The turbulent history and the preservation of ancient architecture put Colonia del Sacramento high on the list of popular tourist towns. Besides having a rich history, the town is simply charming, there is no other word. A pleasant collection of narrow alleyways, plazas with sunlight filtering through the plane trees, adobe houses with time-worn doors, outdoor cafés to enjoy a cup of coffee, and a feeling of complete tranquility.
Taking in Historic Landmarks
The Barrío Histórico is small and you can take in the sights in just an afternoon. During our stroll we came across La Puerta de Campo, the City Gate and a wooden drawbridge dating from 1745, which marks the entrance to the historic district. We took in the ruins of the 17th century Convento de San Francisco, and checked out El Faro, the lighthouse dating from 1857 and constructed with the stones of the Convento de San Francisco.
Colonia del Sacramento is home to Uruguay’s oldest church (1699) but all sights are surpassed by a narrow cobbled alley called Calle de los Suspiros (Street of Sighs) which oozes secrets and legends. The legends may be related to people condemned to death who, sighing all the way, were led down this street to be drowned in the river. Or: the street had many brothels and sailors walking past the prostitutes sighed for them. Or – the most tragic story – a young maiden waiting for her love was stabbed by a masked man and the last sound she uttered was a sigh.

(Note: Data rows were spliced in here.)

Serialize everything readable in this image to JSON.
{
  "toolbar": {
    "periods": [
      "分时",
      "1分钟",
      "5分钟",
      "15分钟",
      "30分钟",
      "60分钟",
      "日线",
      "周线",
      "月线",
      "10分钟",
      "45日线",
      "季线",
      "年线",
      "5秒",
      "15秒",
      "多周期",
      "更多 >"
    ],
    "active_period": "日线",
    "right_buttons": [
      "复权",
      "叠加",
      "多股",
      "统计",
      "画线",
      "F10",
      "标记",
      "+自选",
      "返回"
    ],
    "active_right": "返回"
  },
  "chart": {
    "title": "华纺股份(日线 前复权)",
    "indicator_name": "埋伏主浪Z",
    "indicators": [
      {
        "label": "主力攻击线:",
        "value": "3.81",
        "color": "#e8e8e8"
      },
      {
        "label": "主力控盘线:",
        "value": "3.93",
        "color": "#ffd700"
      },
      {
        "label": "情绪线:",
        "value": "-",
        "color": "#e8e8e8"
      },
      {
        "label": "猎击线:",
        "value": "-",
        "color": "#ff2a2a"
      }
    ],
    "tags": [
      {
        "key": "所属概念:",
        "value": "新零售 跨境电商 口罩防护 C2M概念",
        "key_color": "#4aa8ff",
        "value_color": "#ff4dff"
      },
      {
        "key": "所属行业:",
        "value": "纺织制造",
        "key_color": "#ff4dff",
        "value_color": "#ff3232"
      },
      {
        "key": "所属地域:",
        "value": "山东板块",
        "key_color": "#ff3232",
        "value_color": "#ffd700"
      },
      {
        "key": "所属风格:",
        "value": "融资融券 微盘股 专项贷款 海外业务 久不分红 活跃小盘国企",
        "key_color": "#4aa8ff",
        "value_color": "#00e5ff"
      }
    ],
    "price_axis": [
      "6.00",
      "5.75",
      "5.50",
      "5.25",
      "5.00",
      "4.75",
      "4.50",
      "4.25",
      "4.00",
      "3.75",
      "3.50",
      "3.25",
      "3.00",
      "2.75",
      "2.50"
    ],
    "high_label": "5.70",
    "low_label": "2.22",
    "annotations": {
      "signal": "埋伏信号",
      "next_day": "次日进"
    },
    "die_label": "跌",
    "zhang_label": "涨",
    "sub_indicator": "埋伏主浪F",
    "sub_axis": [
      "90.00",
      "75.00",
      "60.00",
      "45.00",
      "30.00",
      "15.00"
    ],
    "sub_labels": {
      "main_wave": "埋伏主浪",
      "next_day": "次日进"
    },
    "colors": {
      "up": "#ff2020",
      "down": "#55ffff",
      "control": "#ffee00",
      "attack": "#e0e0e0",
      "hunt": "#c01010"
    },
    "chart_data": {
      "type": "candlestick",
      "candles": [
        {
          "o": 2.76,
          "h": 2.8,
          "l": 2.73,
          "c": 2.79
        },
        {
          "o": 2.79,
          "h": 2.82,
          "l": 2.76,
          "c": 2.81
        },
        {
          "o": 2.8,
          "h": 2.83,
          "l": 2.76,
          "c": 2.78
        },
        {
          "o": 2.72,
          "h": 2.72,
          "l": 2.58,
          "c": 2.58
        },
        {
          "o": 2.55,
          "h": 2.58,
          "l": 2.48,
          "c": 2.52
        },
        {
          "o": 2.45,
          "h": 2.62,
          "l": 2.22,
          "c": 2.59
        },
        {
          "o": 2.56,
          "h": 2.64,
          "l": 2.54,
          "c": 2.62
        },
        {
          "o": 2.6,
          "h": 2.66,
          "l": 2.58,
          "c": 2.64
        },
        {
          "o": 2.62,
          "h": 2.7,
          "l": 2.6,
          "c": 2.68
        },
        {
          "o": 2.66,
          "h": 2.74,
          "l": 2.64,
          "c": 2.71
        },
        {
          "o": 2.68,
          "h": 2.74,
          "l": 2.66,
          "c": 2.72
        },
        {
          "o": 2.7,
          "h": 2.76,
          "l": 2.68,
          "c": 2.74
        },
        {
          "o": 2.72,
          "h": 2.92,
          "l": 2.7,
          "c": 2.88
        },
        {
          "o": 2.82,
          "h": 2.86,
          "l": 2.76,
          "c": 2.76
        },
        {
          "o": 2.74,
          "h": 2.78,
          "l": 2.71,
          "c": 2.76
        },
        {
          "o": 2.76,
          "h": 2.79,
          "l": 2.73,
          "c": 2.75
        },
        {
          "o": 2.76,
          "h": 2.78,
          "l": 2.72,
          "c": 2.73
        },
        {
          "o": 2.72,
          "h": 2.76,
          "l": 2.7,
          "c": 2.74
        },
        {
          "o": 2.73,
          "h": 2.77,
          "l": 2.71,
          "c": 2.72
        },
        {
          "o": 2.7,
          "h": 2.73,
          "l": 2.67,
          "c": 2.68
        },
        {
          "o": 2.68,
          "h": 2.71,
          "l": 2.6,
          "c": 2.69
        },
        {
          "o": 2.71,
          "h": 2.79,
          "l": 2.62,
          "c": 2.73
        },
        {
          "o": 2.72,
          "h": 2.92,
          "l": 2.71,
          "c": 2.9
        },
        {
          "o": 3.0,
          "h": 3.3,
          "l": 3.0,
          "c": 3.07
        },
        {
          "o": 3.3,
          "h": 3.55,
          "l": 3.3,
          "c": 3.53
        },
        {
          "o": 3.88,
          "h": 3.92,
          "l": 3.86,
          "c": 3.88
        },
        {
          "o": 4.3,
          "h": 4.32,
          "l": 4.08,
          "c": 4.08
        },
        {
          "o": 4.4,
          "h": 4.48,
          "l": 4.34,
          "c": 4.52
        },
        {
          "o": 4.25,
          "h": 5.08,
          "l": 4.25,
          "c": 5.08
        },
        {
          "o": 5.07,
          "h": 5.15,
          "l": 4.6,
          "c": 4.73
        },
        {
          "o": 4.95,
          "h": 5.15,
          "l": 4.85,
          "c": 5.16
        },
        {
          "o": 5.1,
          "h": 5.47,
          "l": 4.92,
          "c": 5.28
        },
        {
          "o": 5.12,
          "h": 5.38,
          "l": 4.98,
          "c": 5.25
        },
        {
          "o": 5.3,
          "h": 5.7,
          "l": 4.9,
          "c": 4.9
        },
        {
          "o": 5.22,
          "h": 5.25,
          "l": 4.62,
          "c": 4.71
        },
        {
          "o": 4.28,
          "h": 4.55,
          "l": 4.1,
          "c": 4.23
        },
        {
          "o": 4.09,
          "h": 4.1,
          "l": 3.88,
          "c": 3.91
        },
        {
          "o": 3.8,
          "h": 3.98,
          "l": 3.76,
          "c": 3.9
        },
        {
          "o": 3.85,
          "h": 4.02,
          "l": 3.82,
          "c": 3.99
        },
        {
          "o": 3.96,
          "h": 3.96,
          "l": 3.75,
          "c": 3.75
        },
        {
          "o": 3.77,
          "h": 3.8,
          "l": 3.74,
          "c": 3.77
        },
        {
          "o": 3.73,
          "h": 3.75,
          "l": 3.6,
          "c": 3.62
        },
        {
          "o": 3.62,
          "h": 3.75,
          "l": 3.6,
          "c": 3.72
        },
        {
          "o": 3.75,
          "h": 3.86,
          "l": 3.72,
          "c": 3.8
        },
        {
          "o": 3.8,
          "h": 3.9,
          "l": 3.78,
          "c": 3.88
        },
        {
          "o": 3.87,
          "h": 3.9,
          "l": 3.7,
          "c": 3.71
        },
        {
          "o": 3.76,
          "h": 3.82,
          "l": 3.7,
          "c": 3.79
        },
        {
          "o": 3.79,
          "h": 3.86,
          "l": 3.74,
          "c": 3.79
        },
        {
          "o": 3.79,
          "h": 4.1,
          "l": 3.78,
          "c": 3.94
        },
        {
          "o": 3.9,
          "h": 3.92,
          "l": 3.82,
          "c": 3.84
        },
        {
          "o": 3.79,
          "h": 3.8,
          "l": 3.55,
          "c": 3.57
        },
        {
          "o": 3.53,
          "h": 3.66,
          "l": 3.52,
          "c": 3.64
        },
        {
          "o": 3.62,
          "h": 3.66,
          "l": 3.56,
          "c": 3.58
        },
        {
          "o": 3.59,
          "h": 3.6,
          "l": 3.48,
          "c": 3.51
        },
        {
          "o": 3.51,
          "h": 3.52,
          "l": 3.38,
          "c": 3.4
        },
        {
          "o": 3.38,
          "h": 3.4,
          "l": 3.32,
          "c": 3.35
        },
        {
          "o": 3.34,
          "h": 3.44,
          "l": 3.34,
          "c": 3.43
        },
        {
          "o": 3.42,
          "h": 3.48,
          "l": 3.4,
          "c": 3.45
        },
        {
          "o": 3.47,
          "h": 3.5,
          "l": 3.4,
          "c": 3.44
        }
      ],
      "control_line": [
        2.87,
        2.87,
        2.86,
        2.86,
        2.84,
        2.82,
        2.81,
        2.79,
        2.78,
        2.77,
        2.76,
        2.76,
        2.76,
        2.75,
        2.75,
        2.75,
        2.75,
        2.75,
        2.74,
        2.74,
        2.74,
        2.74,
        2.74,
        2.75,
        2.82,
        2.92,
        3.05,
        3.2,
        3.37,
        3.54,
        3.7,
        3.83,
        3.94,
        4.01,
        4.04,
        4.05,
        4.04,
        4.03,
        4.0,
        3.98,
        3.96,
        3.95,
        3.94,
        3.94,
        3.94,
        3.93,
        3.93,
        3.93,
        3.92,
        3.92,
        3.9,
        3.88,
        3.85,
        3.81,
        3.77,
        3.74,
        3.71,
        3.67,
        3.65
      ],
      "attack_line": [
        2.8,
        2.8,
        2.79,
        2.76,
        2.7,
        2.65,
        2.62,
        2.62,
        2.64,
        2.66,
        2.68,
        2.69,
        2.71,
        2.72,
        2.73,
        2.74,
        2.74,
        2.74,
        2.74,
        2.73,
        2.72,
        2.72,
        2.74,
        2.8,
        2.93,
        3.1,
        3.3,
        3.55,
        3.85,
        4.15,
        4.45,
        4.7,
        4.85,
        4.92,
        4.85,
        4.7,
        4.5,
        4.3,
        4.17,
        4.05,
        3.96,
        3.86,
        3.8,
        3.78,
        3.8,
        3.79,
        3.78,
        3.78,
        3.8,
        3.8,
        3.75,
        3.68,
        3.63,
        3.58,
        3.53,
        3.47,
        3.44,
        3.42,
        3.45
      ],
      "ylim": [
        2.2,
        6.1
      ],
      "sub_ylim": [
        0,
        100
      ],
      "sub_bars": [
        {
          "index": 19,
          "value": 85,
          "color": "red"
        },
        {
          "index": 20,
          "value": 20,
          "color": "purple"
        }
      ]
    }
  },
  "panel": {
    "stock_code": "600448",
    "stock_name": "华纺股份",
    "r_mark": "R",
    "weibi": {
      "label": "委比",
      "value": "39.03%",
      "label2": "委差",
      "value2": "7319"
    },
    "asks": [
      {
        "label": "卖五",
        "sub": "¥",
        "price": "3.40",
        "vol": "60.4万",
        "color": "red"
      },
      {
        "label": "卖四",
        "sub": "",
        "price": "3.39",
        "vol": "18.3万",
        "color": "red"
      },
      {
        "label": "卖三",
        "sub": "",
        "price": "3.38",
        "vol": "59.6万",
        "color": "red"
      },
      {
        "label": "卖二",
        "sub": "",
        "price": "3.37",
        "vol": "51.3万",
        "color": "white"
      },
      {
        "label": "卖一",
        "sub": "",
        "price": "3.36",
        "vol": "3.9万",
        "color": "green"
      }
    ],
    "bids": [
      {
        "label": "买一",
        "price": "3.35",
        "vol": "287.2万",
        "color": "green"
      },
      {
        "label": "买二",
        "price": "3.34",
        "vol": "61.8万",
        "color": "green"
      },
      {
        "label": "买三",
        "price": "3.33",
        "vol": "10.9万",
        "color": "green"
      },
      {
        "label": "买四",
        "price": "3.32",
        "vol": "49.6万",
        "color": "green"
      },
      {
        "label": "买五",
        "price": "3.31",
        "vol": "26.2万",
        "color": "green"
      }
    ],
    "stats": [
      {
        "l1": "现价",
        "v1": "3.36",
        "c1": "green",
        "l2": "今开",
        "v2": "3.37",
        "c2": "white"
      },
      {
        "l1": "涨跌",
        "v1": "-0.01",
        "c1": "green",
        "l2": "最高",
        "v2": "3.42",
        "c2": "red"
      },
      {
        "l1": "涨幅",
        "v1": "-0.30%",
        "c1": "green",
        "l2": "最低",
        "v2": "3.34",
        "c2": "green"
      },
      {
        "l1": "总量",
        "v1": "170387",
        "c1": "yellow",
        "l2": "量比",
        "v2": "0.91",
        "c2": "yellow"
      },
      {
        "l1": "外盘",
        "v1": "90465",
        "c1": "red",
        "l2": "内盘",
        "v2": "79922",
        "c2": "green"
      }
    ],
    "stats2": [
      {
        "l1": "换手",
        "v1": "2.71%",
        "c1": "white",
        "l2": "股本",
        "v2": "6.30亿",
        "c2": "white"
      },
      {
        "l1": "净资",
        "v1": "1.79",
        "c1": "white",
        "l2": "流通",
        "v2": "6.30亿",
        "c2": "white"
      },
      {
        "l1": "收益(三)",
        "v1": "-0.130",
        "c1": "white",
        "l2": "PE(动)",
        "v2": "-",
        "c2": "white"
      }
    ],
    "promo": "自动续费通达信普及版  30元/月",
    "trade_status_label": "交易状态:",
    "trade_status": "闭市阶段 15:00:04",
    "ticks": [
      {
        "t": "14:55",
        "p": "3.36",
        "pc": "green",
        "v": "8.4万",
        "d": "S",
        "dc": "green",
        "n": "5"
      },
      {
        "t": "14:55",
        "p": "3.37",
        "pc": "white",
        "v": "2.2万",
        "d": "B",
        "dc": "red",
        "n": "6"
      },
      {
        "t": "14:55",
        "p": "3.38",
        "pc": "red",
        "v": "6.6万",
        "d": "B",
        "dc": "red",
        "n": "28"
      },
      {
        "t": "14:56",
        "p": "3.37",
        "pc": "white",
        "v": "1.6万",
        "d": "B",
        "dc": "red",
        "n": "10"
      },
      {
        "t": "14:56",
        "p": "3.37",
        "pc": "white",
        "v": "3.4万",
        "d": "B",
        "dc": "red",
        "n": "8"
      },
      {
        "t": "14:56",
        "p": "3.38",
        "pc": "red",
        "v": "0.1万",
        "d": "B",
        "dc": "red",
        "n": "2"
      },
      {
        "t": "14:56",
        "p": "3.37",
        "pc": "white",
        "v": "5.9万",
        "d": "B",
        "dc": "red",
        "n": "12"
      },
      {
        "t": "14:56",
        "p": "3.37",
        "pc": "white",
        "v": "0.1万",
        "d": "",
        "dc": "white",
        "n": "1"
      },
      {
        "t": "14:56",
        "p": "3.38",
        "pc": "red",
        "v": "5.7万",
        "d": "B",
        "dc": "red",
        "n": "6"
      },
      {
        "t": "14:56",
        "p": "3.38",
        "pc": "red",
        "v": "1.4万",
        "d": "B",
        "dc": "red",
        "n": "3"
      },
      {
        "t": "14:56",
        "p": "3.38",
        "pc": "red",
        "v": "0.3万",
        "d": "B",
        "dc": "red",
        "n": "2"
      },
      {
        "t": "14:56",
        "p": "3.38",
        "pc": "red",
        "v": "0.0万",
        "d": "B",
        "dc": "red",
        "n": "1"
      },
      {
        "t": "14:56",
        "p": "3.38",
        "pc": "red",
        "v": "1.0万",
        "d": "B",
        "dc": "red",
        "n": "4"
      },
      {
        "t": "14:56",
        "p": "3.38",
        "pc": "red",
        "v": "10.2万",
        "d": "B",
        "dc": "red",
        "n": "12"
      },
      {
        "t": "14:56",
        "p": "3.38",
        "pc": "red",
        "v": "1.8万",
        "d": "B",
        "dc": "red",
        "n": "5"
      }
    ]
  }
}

Considering the size of the town, Colonia del Sacramento boasts a large number of museums. Among the ones we enjoyed one that exhibited Portuguese furnishing, uniforms and, our favorite, maritime maps (El Museo Portugués), and El Museo de los Azulejos which featured colonial tiles.
As I filled up my gourd once more and took a sip, I reflected on the day and concluded we had done our share of sightseeing for the moment. We would stay another day because on another stroll we were bound to find other nooks and crannies that are inevitably part of historic places like this.
For now it was time for dinner.
- Colonia del Sacramento lies about 150 kilometers west of Uruguay’s capital of Montevideo. The airport of Carrasco has international flights to and from, among others, the United States, Spain and surrounding countries such as Argentina, Paraguay, and Chile.
- Buses ply between Montevideo and Colonia del Sacramento on a daily basis. Another option is to rent a car; you will find car rental agencies downtown and at the airport.
- The most popular and easy way to get to Colonia del Sacramento from Buenos Aires is by Buquebus, a ferry that plies between the two towns several times a day. Remember to bring your passport because you’re entering a different country. Customs formalities take place at the ferry port in Buenos Aires. The Buquebus offers a buque rapido, which takes fifty minutes one-way, as well as a slow crossing (about three hours one way).